Wednesday 12 November 2008

Wound Management

See this is something I can get into! Everyday I get chances to re-assess my patient's wounds and alter the dressings if needed. (I still do it under supervision, those alterations, by the way)

I've seen some right stupid combinations that make you question what the nurse was sniffing when they came up with it.
I've seen:
Wounds you could stick your fist into
Infected surgical incisions
Sinuses that constantly leak
Ulcers that lead all the way down too muscle / tendon / bone
Oh and the occasional not infected, clean, well healing site.

But what happens when the wounds are not so easily dressed? When say they aren't on the outside? When, dare I say it, stray into mental health territory?
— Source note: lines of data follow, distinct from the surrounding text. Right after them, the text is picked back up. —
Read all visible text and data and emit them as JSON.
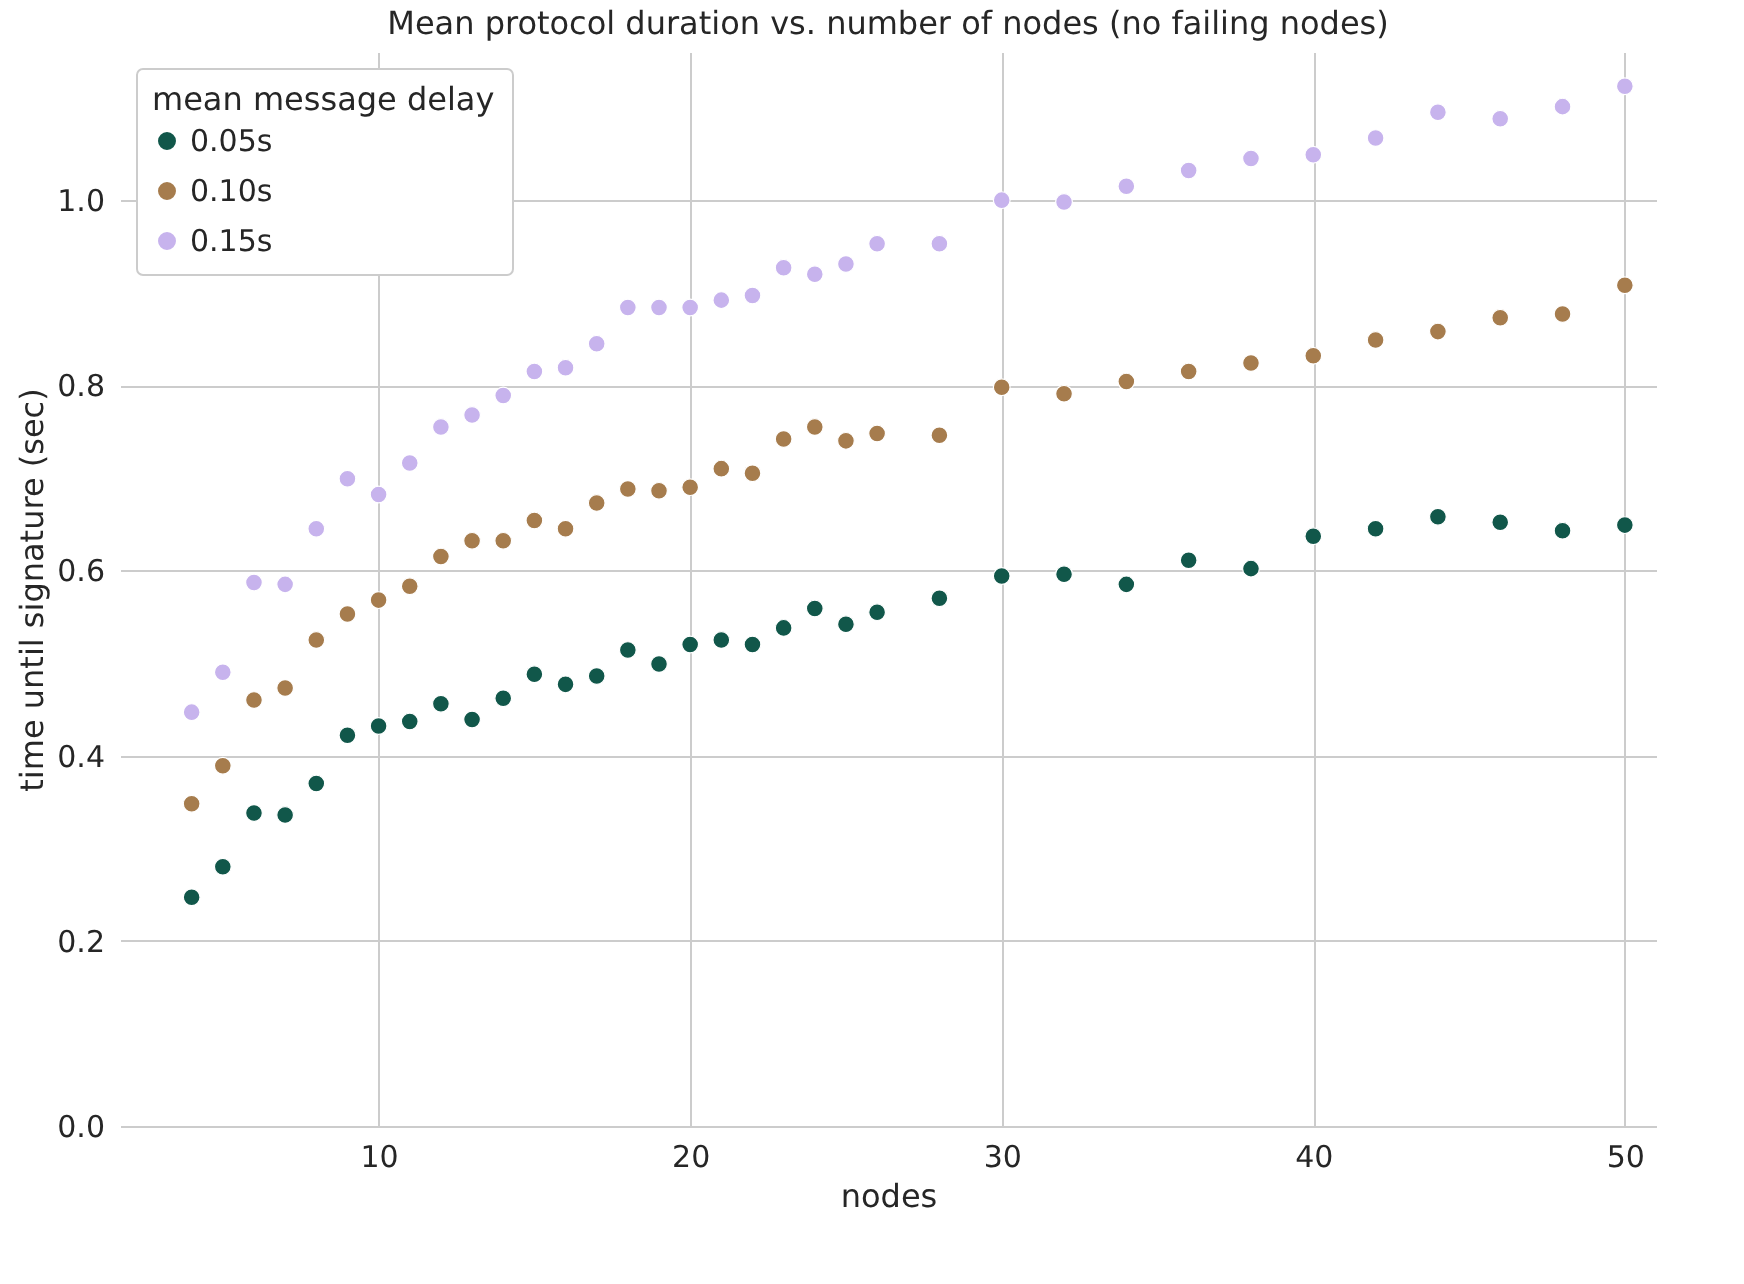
{
  "chart_data": {
    "type": "scatter",
    "title": "Mean protocol duration vs. number of nodes (no failing nodes)",
    "xlabel": "nodes",
    "ylabel": "time until signature (sec)",
    "legend_title": "mean message delay",
    "x": [
      4,
      5,
      6,
      7,
      8,
      9,
      10,
      11,
      12,
      13,
      14,
      15,
      16,
      17,
      18,
      19,
      20,
      21,
      22,
      23,
      24,
      25,
      26,
      28,
      30,
      32,
      34,
      36,
      38,
      40,
      42,
      44,
      46,
      48,
      50
    ],
    "series": [
      {
        "name": "0.05s",
        "color": "#11574a",
        "values": [
          0.247,
          0.28,
          0.338,
          0.336,
          0.37,
          0.422,
          0.432,
          0.437,
          0.456,
          0.439,
          0.462,
          0.488,
          0.477,
          0.486,
          0.514,
          0.499,
          0.52,
          0.525,
          0.52,
          0.538,
          0.559,
          0.542,
          0.555,
          0.57,
          0.594,
          0.596,
          0.585,
          0.611,
          0.602,
          0.637,
          0.645,
          0.658,
          0.652,
          0.643,
          0.649
        ]
      },
      {
        "name": "0.10s",
        "color": "#a67c4d",
        "values": [
          0.348,
          0.389,
          0.46,
          0.473,
          0.525,
          0.553,
          0.568,
          0.583,
          0.615,
          0.632,
          0.632,
          0.654,
          0.645,
          0.673,
          0.688,
          0.686,
          0.69,
          0.71,
          0.705,
          0.742,
          0.755,
          0.74,
          0.748,
          0.746,
          0.798,
          0.791,
          0.804,
          0.815,
          0.824,
          0.832,
          0.849,
          0.858,
          0.873,
          0.877,
          0.908
        ]
      },
      {
        "name": "0.15s",
        "color": "#c7b3ed",
        "values": [
          0.447,
          0.49,
          0.587,
          0.585,
          0.645,
          0.699,
          0.682,
          0.716,
          0.755,
          0.768,
          0.789,
          0.815,
          0.819,
          0.845,
          0.884,
          0.884,
          0.884,
          0.892,
          0.897,
          0.927,
          0.92,
          0.931,
          0.953,
          0.953,
          1.0,
          0.998,
          1.015,
          1.032,
          1.045,
          1.049,
          1.067,
          1.095,
          1.088,
          1.101,
          1.123
        ]
      }
    ],
    "xlim": [
      1.7,
      51
    ],
    "xticks": [
      10,
      20,
      30,
      40,
      50
    ],
    "ylim": [
      0,
      1.16
    ],
    "yticks": [
      {
        "value": 0,
        "label": "0.0"
      },
      {
        "value": 0.2,
        "label": "0.2"
      },
      {
        "value": 0.4,
        "label": "0.4"
      },
      {
        "value": 0.6,
        "label": "0.6"
      },
      {
        "value": 0.8,
        "label": "0.8"
      },
      {
        "value": 1.0,
        "label": "1.0"
      }
    ],
    "grid": true,
    "legend": "top left",
    "marker": "circle"
  }
}
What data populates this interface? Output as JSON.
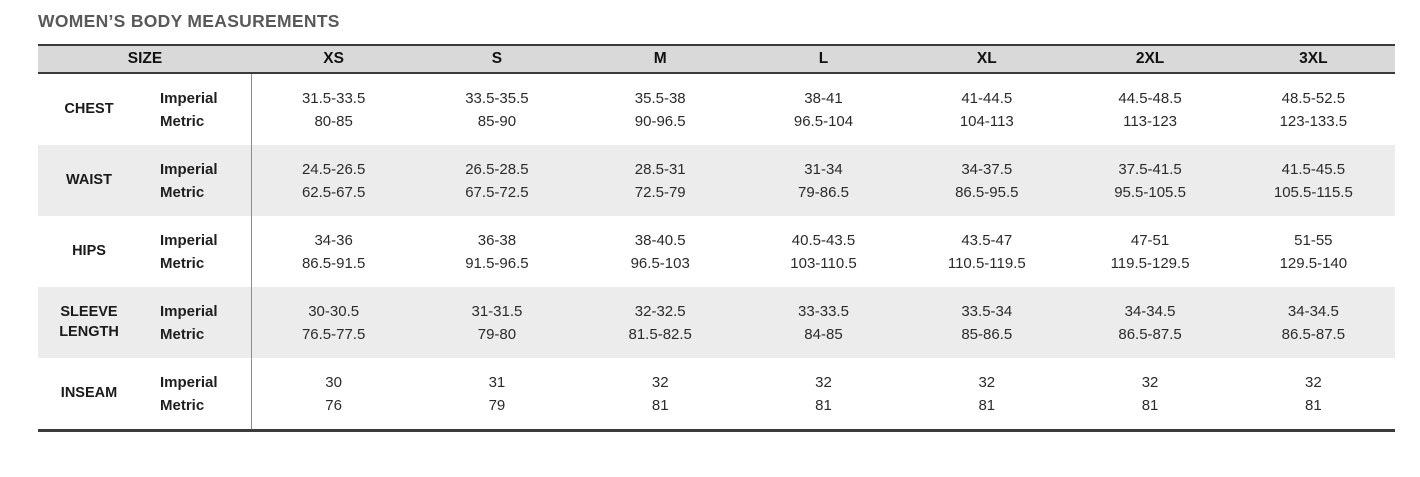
{
  "title": "WOMEN’S BODY MEASUREMENTS",
  "colors": {
    "header_bg": "#d9d9d9",
    "stripe_bg": "#ececec",
    "border_dark": "#3b3b3b",
    "divider_gray": "#8c8c8c",
    "title_color": "#595959"
  },
  "table": {
    "size_header": "SIZE",
    "unit_labels": [
      "Imperial",
      "Metric"
    ],
    "columns": [
      "XS",
      "S",
      "M",
      "L",
      "XL",
      "2XL",
      "3XL"
    ],
    "rows": [
      {
        "label": "CHEST",
        "imperial": [
          "31.5-33.5",
          "33.5-35.5",
          "35.5-38",
          "38-41",
          "41-44.5",
          "44.5-48.5",
          "48.5-52.5"
        ],
        "metric": [
          "80-85",
          "85-90",
          "90-96.5",
          "96.5-104",
          "104-113",
          "113-123",
          "123-133.5"
        ]
      },
      {
        "label": "WAIST",
        "imperial": [
          "24.5-26.5",
          "26.5-28.5",
          "28.5-31",
          "31-34",
          "34-37.5",
          "37.5-41.5",
          "41.5-45.5"
        ],
        "metric": [
          "62.5-67.5",
          "67.5-72.5",
          "72.5-79",
          "79-86.5",
          "86.5-95.5",
          "95.5-105.5",
          "105.5-115.5"
        ]
      },
      {
        "label": "HIPS",
        "imperial": [
          "34-36",
          "36-38",
          "38-40.5",
          "40.5-43.5",
          "43.5-47",
          "47-51",
          "51-55"
        ],
        "metric": [
          "86.5-91.5",
          "91.5-96.5",
          "96.5-103",
          "103-110.5",
          "110.5-119.5",
          "119.5-129.5",
          "129.5-140"
        ]
      },
      {
        "label": "SLEEVE LENGTH",
        "imperial": [
          "30-30.5",
          "31-31.5",
          "32-32.5",
          "33-33.5",
          "33.5-34",
          "34-34.5",
          "34-34.5"
        ],
        "metric": [
          "76.5-77.5",
          "79-80",
          "81.5-82.5",
          "84-85",
          "85-86.5",
          "86.5-87.5",
          "86.5-87.5"
        ]
      },
      {
        "label": "INSEAM",
        "imperial": [
          "30",
          "31",
          "32",
          "32",
          "32",
          "32",
          "32"
        ],
        "metric": [
          "76",
          "79",
          "81",
          "81",
          "81",
          "81",
          "81"
        ]
      }
    ]
  }
}
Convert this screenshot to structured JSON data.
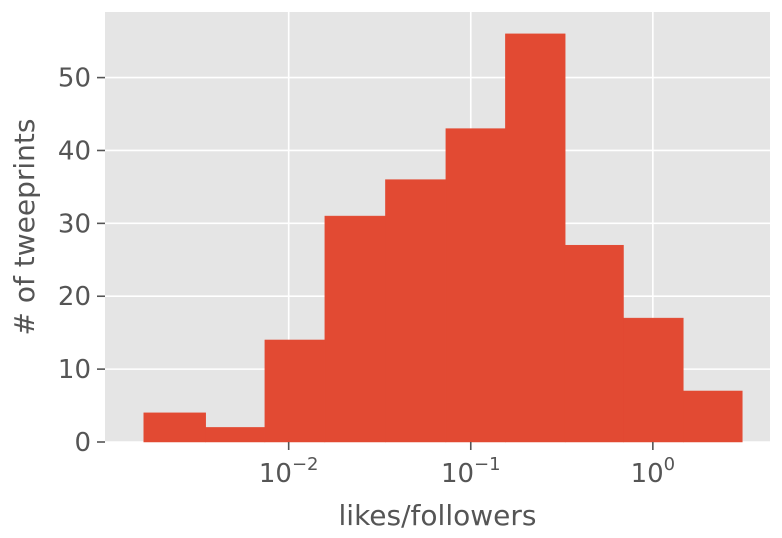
{
  "chart_data": {
    "type": "bar",
    "style": "histogram",
    "x_scale": "log",
    "xlabel": "likes/followers",
    "ylabel": "# of tweeprints",
    "xlim": [
      0.00098,
      4.4
    ],
    "ylim": [
      0,
      59
    ],
    "grid": true,
    "colors": {
      "bar": "#E24A33",
      "background": "#E5E5E5",
      "grid": "#FFFFFF"
    },
    "y_ticks": [
      {
        "value": 0,
        "label": "0"
      },
      {
        "value": 10,
        "label": "10"
      },
      {
        "value": 20,
        "label": "20"
      },
      {
        "value": 30,
        "label": "30"
      },
      {
        "value": 40,
        "label": "40"
      },
      {
        "value": 50,
        "label": "50"
      }
    ],
    "x_ticks": [
      {
        "value": 0.01,
        "base": "10",
        "exp": "−2"
      },
      {
        "value": 0.1,
        "base": "10",
        "exp": "−1"
      },
      {
        "value": 1,
        "base": "10",
        "exp": "0"
      }
    ],
    "bins": [
      {
        "x0": 0.0016,
        "x1": 0.0035,
        "value": 4
      },
      {
        "x0": 0.0035,
        "x1": 0.0074,
        "value": 2
      },
      {
        "x0": 0.0074,
        "x1": 0.0158,
        "value": 14
      },
      {
        "x0": 0.0158,
        "x1": 0.034,
        "value": 31
      },
      {
        "x0": 0.034,
        "x1": 0.073,
        "value": 36
      },
      {
        "x0": 0.073,
        "x1": 0.155,
        "value": 43
      },
      {
        "x0": 0.155,
        "x1": 0.33,
        "value": 56
      },
      {
        "x0": 0.33,
        "x1": 0.69,
        "value": 27
      },
      {
        "x0": 0.69,
        "x1": 1.47,
        "value": 17
      },
      {
        "x0": 1.47,
        "x1": 3.1,
        "value": 7
      }
    ]
  }
}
The uni's shrink is trying to fix me. We've done this dance before and once before I thought I was healed. But for now there's something missing and I can't fill the gap with panic attacks because it makes me a crap nurse.

3 comments:

Alpine, R.N. said...

for sheer wound-dressing creativity you cannot beat the idea of one of my professors- an old-fashioned woman's garter belt used to clip the edges and hold on a pair of dressings on a traumatic bilateral-amputation above the knee.

WardBunny said...

See that is genius at work! But you don't see many of those every day!

Anonymous said...

(holding down my food)

Wounds and me DO NOT get along.

I'm glad there are nurses like yourself! Otherwise I'd be in trouble.